Das FPA wurde im Hinblick auf Aktivitäten in den Gewässern der Westsahara von zahlreichen Rechtsexperten, wie etwa auch dem Verfasser der Anfragebeantwortung an den UN-Sicherheitsrat, Hans Corell, als völkerrechtswidrig eingestuft[4]. Der juristische Dienst des europäischen Parlaments erklärte in seinem Rechtsgutachten vom 13. Juli 2009, dass wirtschaftliche Aktivitäten in der Westsahara nur zum Wohle und unter Beachtung der Wünsche der saharauischen Bevölkerung durchgeführt werden dürfen. Sollten diese Voraussetzungen nicht erfüllt werden, sollte das FPA ausgesetzt-, bzw. die Gewässer der Westsahara explizit vom FPA ausgenommen werden.


Diese Voraussetzungen scheinen bis heute nicht erfüllt. Herr Mohamed Sidati, Vertreter der Frente POLISARIO für Europa, hat in seinem Schreiben an die europäische Kommission vom 1. März 2010 nochmals klar dargelegt, dass die Bevölkerung der Westsahara über die Ausbeutung ihrer Ressourcen weder befragt wurde, noch einen Nutzen daraus zieht und die Aktivitäten im Rahmen des FPA gegen die Interessen der saharauischen Bevölkerung verstoßen[5]. Die Frente POLISARIO ist von der UNO als Vertreter der saharauischen Bevölkerung anerkannt und führt die Regierung der Demokratischen Arabischen Republik Sahara (DARS"), einem Gründungsmitglied der Afrikanischen Union.

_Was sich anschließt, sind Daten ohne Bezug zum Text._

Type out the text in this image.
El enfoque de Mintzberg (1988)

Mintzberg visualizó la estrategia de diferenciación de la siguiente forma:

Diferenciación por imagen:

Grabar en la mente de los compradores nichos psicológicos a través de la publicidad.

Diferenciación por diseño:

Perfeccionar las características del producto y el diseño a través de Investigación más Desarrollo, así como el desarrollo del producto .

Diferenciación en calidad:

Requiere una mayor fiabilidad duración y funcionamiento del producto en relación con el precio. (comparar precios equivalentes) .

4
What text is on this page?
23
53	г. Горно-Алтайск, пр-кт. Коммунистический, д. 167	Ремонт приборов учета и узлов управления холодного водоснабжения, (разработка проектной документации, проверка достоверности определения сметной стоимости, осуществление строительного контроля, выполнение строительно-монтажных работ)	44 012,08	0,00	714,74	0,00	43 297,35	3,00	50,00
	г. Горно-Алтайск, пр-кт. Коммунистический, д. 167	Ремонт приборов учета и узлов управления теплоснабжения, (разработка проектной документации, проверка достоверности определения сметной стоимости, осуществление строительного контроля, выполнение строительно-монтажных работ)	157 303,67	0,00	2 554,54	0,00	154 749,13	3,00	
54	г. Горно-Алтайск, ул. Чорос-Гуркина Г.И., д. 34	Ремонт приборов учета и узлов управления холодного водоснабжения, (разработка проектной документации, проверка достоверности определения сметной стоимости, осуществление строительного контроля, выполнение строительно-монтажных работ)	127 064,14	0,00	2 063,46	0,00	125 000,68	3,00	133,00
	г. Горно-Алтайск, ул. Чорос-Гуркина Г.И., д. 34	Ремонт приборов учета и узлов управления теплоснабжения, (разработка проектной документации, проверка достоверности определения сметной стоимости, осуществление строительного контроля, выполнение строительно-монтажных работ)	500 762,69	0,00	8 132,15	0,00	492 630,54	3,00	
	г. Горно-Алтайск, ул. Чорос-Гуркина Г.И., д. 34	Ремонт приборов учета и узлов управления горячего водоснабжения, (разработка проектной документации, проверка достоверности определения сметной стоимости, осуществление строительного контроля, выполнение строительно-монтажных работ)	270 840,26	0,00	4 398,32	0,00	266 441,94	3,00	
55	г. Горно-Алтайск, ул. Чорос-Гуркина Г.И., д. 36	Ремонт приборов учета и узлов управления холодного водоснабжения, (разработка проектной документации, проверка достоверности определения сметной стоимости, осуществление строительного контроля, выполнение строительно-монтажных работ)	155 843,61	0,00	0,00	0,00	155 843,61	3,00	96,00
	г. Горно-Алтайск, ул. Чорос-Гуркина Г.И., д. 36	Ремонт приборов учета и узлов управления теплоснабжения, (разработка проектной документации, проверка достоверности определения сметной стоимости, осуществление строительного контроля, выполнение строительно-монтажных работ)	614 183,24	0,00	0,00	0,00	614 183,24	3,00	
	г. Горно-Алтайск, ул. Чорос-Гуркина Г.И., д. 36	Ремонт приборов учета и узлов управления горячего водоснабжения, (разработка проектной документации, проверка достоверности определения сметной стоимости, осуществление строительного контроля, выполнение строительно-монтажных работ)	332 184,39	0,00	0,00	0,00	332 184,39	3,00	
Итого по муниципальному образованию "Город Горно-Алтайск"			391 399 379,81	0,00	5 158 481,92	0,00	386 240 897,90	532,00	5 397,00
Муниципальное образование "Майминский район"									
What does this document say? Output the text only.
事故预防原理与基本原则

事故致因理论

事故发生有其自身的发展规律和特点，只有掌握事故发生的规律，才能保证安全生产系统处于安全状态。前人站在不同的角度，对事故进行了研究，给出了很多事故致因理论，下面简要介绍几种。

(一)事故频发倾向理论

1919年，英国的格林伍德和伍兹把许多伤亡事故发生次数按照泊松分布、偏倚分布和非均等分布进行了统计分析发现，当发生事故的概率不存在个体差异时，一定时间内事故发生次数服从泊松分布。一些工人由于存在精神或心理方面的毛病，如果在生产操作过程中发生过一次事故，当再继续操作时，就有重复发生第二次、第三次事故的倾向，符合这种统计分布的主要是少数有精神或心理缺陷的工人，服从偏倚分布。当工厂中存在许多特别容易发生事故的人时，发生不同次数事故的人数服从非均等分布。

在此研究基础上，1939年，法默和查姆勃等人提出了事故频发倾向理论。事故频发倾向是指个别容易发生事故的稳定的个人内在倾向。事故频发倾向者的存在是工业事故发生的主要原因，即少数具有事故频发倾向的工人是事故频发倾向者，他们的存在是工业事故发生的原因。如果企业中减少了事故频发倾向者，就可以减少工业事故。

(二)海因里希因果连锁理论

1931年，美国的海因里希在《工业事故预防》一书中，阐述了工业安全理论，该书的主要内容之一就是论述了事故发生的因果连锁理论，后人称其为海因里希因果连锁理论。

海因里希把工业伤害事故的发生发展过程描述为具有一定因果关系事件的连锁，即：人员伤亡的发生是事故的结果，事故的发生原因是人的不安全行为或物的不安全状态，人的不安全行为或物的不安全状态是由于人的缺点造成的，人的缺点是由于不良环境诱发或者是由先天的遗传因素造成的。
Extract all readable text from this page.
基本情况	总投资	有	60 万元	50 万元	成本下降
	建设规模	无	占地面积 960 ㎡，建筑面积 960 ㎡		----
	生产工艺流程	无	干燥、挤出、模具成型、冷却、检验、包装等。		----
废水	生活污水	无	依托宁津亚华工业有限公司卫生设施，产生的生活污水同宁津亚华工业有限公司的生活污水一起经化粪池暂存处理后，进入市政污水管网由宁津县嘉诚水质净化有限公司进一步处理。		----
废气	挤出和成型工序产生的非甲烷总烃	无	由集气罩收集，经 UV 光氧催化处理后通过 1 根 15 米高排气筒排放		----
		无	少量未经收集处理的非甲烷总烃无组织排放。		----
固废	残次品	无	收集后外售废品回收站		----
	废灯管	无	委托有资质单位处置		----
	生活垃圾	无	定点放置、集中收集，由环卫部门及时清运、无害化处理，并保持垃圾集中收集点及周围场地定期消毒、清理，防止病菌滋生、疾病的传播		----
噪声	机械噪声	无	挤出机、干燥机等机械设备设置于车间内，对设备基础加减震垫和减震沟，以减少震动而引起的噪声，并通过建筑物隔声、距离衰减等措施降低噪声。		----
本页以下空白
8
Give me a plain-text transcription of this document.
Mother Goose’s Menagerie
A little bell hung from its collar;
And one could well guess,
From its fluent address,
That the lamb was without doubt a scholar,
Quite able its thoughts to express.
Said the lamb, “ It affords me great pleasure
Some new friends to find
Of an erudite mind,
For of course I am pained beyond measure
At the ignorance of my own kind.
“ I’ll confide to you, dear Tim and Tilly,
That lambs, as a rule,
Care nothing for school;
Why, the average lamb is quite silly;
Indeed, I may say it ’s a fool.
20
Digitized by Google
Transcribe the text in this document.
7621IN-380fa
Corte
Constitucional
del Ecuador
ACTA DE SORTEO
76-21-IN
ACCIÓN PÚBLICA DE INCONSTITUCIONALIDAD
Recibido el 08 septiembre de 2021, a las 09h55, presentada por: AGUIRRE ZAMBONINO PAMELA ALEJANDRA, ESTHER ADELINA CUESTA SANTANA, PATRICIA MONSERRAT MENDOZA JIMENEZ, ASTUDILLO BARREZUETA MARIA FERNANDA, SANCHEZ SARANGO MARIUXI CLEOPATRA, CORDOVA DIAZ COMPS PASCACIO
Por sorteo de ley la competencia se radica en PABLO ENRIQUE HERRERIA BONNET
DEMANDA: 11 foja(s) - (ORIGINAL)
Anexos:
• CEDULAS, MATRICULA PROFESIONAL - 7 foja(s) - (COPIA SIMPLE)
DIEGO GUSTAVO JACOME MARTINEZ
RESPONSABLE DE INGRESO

Die Europäische Gemeinschaft zahlt im Rahmen des - zumindest vierjährigen - FPA 36,1 Mio. EUR jährlich an Marokko.

Die unterzeichneten Abgeordneten stellen daher an den Bundesminister für europäische und internationale Angelegenheiten folgende

Anfrage:

1.             Wie beurteilt Österreich die Zulässigkeit der Ausbeutung natürlicher Ressourcen der Westsahara gegen den Wunsch und die Interessen der saharauischen Bevölkerung im Allgemeinen?

2.      Wie beurteilt Österreich die Zulässigkeit des FPA aus völkerrechtlicher und europarechtlicher Sicht, insbesondere im Lichte des oben genannten Gutachtens des juristischen Dienstes des europäischen Parlaments?

3.      Trägt Österreich zu den Zahlungen an Marokko im Rahmen des FPA bei?

4.      Bestehen  Bestrebungen,  dass sich Österreich  in  der Frage des  FPA  der schwedischen Position annähert bzw. die schwedische Position überprüft?



[1] Art 1 Abs. 2 der der UN-Menschenrechtspakte I und II.

[2] UN Doc. S/2002/161, February 2002, Letter dated 29. January 2002 from the Under-Secretary-General for Legal Affairs, the legal Counsel, addressed to the President of the Security Council.

[3] Pal Wrange, Principal legal advisor on public international law of the Swedish Ministry for Foreign Affairs, The Swedish Position on Western Sahara and International Law, in: International Law and the Question of Western Sahara, Oporto, 2007, S. 302.

[4] u.a. Ambassador Hans Corell, Conference on Multilateralism and International Law with Western Sahara as a Case Study, The legality of exploring and exploiting natural resources in Western Sahara; Lauri Hannikainen, Professor of International Law, University of Turku, The Case of Western Sahara from the Perspective of Jus Cogens, in: International Law and the Question of Western Sahara, Oporto, 2007, S. 59ff; Vincent Chapaux, Research Fellow in International Law and Political Science, Universite Libre de Bruxelles, The Question of the European Community- Morocco Fisheries Agreement, in: International Law and the Question of Western Sahara, Oporto, 2007, S. 217ff.